Change the cluster distribution without downtime

Recently we’ve upgraded one of our virtualization clusters (more RAM), and in the course of this did an upgrade of the virtualization hosts from Ubuntu Lucid to RHEL 6.3 — without any service interruption.

That was not that complicated, really; as our core product DRBD works on (nearly) every Linux distribution, we simply

  1. live-migrated all VMs to one of the nodes;
  2. reinstalled the root filesystem on the other node with RHEL 6.3[1. Copying some things, like the Pacermaker node-UUID, helps a bit, too; but that’s not strictly necessary.] and configured GRUB to boot into that one;
  3. installed matching DRBD modules
  4. waited a few seconds for the resync to complete (which was really that fast, because we didn’t touch the existing logical volumes, and so the changed data were only a few GiB);
  5. and then let Pacemaker take control over the cluster again, allowing us to migrate the VMs to the newly installed node.

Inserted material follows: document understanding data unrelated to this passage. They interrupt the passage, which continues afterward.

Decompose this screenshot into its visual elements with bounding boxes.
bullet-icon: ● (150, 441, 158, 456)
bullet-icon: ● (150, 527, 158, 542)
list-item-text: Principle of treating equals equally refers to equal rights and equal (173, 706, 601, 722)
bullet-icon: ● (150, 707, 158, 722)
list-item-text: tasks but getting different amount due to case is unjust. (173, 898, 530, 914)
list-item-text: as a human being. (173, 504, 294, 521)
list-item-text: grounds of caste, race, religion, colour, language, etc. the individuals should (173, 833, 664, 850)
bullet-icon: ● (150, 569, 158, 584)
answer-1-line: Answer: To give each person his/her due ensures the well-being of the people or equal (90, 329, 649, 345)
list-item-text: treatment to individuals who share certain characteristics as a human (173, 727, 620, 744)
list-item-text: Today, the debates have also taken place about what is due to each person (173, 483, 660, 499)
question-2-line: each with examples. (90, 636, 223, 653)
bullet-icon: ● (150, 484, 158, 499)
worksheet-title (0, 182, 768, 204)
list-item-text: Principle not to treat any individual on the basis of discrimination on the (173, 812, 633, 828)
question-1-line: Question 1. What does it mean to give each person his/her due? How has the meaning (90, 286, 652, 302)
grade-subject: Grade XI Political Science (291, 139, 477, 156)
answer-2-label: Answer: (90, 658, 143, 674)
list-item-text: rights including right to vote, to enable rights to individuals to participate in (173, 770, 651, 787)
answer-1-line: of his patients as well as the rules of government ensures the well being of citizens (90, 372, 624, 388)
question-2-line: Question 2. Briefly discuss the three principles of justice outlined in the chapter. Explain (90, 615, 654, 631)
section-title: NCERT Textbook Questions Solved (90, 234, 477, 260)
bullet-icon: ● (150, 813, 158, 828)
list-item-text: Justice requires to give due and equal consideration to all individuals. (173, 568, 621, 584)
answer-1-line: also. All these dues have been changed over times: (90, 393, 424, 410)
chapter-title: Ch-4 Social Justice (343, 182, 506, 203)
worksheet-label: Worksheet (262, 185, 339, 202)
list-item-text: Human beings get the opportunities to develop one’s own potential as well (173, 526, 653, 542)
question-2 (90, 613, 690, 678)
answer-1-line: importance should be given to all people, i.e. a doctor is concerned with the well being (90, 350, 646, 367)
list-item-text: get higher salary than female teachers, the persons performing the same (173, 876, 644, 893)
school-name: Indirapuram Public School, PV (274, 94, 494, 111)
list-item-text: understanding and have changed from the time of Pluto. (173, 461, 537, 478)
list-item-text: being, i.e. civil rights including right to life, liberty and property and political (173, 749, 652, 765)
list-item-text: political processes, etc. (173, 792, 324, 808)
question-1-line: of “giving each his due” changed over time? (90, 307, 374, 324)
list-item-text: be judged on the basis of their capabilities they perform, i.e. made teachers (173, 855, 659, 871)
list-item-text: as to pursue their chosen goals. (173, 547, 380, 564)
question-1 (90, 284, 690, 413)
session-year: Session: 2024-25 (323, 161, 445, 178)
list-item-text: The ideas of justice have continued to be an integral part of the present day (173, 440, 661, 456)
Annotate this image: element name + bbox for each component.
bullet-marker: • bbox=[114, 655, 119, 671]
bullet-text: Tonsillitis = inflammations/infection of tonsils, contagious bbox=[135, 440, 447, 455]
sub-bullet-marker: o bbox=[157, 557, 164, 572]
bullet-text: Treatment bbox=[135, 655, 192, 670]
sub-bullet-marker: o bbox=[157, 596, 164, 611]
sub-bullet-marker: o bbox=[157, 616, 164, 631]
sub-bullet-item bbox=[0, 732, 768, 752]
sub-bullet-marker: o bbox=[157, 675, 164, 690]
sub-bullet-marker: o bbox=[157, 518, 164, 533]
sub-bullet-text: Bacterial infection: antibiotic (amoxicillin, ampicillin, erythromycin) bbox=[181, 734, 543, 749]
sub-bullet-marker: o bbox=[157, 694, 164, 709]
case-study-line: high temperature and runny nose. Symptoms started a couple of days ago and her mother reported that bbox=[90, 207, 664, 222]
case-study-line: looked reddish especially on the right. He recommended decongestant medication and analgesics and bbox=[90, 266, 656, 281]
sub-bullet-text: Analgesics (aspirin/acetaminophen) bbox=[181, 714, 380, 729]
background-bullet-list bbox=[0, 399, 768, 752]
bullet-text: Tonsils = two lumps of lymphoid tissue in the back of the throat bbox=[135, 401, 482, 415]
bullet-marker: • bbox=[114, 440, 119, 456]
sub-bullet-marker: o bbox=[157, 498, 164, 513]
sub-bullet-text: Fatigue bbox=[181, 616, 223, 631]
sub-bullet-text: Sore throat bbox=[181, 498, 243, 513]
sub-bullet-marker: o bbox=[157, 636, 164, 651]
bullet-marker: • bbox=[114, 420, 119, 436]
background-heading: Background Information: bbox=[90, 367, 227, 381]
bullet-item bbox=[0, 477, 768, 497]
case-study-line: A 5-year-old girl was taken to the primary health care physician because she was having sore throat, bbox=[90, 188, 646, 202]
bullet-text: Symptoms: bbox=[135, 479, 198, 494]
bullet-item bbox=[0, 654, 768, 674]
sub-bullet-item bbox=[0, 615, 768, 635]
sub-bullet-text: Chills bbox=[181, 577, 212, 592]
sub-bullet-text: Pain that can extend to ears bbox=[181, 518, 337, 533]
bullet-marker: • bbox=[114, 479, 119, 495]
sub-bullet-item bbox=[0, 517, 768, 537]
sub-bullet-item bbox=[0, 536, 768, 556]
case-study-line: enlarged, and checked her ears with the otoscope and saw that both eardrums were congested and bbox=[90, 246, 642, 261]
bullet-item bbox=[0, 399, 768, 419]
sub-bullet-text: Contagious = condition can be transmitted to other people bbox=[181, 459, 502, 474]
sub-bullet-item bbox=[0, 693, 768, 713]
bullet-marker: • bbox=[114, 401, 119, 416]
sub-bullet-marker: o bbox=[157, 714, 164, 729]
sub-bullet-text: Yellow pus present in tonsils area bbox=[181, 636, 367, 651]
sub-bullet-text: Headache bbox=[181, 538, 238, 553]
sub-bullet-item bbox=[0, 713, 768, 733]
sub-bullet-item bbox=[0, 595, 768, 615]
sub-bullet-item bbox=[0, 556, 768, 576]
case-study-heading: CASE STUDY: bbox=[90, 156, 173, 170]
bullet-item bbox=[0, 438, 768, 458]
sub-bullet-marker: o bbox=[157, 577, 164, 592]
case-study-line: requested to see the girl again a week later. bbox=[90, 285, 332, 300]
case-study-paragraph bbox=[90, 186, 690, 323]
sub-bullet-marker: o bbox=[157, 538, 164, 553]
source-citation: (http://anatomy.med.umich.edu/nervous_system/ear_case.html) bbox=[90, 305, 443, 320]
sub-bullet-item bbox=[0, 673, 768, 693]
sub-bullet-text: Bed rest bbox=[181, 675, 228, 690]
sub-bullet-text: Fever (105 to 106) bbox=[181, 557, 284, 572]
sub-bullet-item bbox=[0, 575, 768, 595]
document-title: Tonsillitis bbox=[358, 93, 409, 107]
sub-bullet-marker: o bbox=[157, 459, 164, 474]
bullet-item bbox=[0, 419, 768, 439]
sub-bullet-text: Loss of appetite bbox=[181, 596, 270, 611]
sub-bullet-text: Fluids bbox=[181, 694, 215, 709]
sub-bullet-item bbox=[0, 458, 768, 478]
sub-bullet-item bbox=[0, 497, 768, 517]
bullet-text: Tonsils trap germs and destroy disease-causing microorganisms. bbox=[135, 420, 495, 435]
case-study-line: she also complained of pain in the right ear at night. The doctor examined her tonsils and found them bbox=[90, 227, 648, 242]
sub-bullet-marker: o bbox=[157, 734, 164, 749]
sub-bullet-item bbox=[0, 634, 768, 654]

Without any service interruption.

The key to this was that DRBD and Pacemaker are available in compatible versions on most current distributions — and that’s not a big problem, because we make such packages available for our customers in our repositories.

Upgrading DRBD from 8.3 to 8.4 at the same time is only a small, secondary change; after all, its network code can talk to different versions by design.